Dans les papiers des chocolat que mon voisin m'a offert, il y a des citations d'écrivains célèbres ! Dont "la nature, en cuisine comme en amour nous donne rarement le goût de ce qui est mauvais." Charles Baudelaire.
Je suis rentrée dans la capitale. Et il fait du bruit, il fait de la racaille qui parle mal, qui beugle, qui bouge mal. Je suis comme gavée de cette laideur. Et c'est rare.
Il y a la rue dans l'obscurité, le silence quand il fait tard et qu'on revient.
Il y a toujours la violence. Des mots qui ne sont pas compris. De mes mots qui ne sont pas entendus. Pourtant ce sont les mêmes que je répète depuis presque quatre ans. Les mêmes mots qui disent la même chose. Qui ont toujours le même sens. Mais quand l'autre s'en fout, il s'en fout. Une fille, ça ne parle pas, ça ne pense pas, ça ne ressent pas.
Je suis trop lourde : j'ai envie d'avaler des bulles de légèreté, qui feraient de mon corps un élastique tenace et dur et souple et solide. Ici il y a du bruit. Sans cesse, sans cesse.
J'ai le même fantasme qui était là il y a deux ans. Quand je me suis pris une baffe (empilée sur d'autres). Cela faisait beaucoup à l'époque.

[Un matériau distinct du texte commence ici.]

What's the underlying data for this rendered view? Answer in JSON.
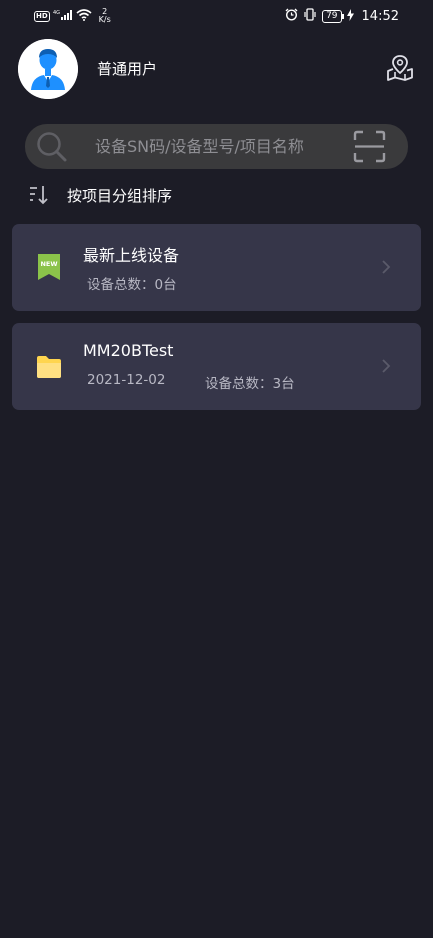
{
  "status_bar": {
    "hd": "HD",
    "network_type": "4G",
    "speed_value": "2",
    "speed_unit": "K/s",
    "battery": "79",
    "time": "14:52"
  },
  "header": {
    "username": "普通用户"
  },
  "search": {
    "placeholder": "设备SN码/设备型号/项目名称"
  },
  "sort": {
    "label": "按项目分组排序"
  },
  "groups": [
    {
      "title": "最新上线设备",
      "device_count": "设备总数：0台",
      "icon": "new-badge-icon",
      "badge_text": "NEW"
    },
    {
      "title": "MM20BTest",
      "date": "2021-12-02",
      "device_count": "设备总数：3台",
      "icon": "folder-icon"
    }
  ],
  "colors": {
    "background": "#1c1c26",
    "card": "#363649",
    "search_bar": "#3a3a3c",
    "avatar_accent": "#1e90ff",
    "new_badge": "#8bc34a",
    "folder": "#ffd54f"
  }
}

J'avais besoin d'un oreiller rempli de plumes.
J'ai envie de prendre l'avion.
Je lis un livre norvégien sur les femmes, la perte de la virginité et l'échange des femmes dans les mariages arrangés.
Je suis revenue sur mon histoire sans l'avoir décidé et c'est ce que je vais raconter dans le prochain livre (et c'était déjà dans le premier), pas mon retour mais l'histoire de comment une fille va vers sa première fois et comment elle le vit pour ensuite déterminer la suite.
J'ai envie de prendre l'avion pour te voir. Juste pour te voir. Au moins te voir et peut-être être quelques jours à tes côtés pour écrire mon histoire de l'enfance à l'après. Cet après où tu m'as vue quand je venais de prendre ma virginité et mon premier amoureux qui allait avec elle. Quand tu m'as vue cette première et unique fois j'avais, je crois, seize ans et demie, je connaissais ma première blessure narcissique et la vie ne faisait que commencer cette fatale répétition.
J'ai envie de te voir pour voir qui tu es et voir ce que ça fait.
J'ai trouvé ton âge sur Internet. Tout est comme parfait.
J'ai envie de voler pour me détacher d'ici, quelques temps et peut-être pour toujours. J'ai envie de connaître la liberté et d'en jouir partout en moi.
Puisqu'ils n'ont pas voulu de moi pour femme, ni pour faire des enfants. Parce qu'ils croient que j'ai encore seize ans.
Je sais que je pourrais écrire et voir comment tu es pour de vrai. Fermer des portes et en ouvrir d'autres. Avoir mon corps et mon âme en main, en être responsable, m'avancer sous le portique de l'aéroport, retourner aux Etats-unis que j'ai tellement détesté et que j'ai tant aimé quand je partis avec Benjamin sur la côte du Pacifique, on fumait de la marijuana et il ne voulait pas vraiment de moi.
Je dois sauter dans le métro. Si tu me dis "oui", je prendrai un billet d'avion et je demanderai mon visa. Sans rien savoir... du tout.
Mon amie Isabelle rigole car j'écoute du blues (une femme avec une voix suave) en écrivant pour le blog. La nuit tombe, que le mois de novembre est difficile. Mais je pourrais te rejoindre pour noël, je connais mes prières et mon nom est Marie et plus loin Noëlle et c'est aussi mon anniversaire.
Je veux te regarder dans les yeux.
J'ai envie d'être gaie et joyeuse. Je suis si différente de toi en un sens.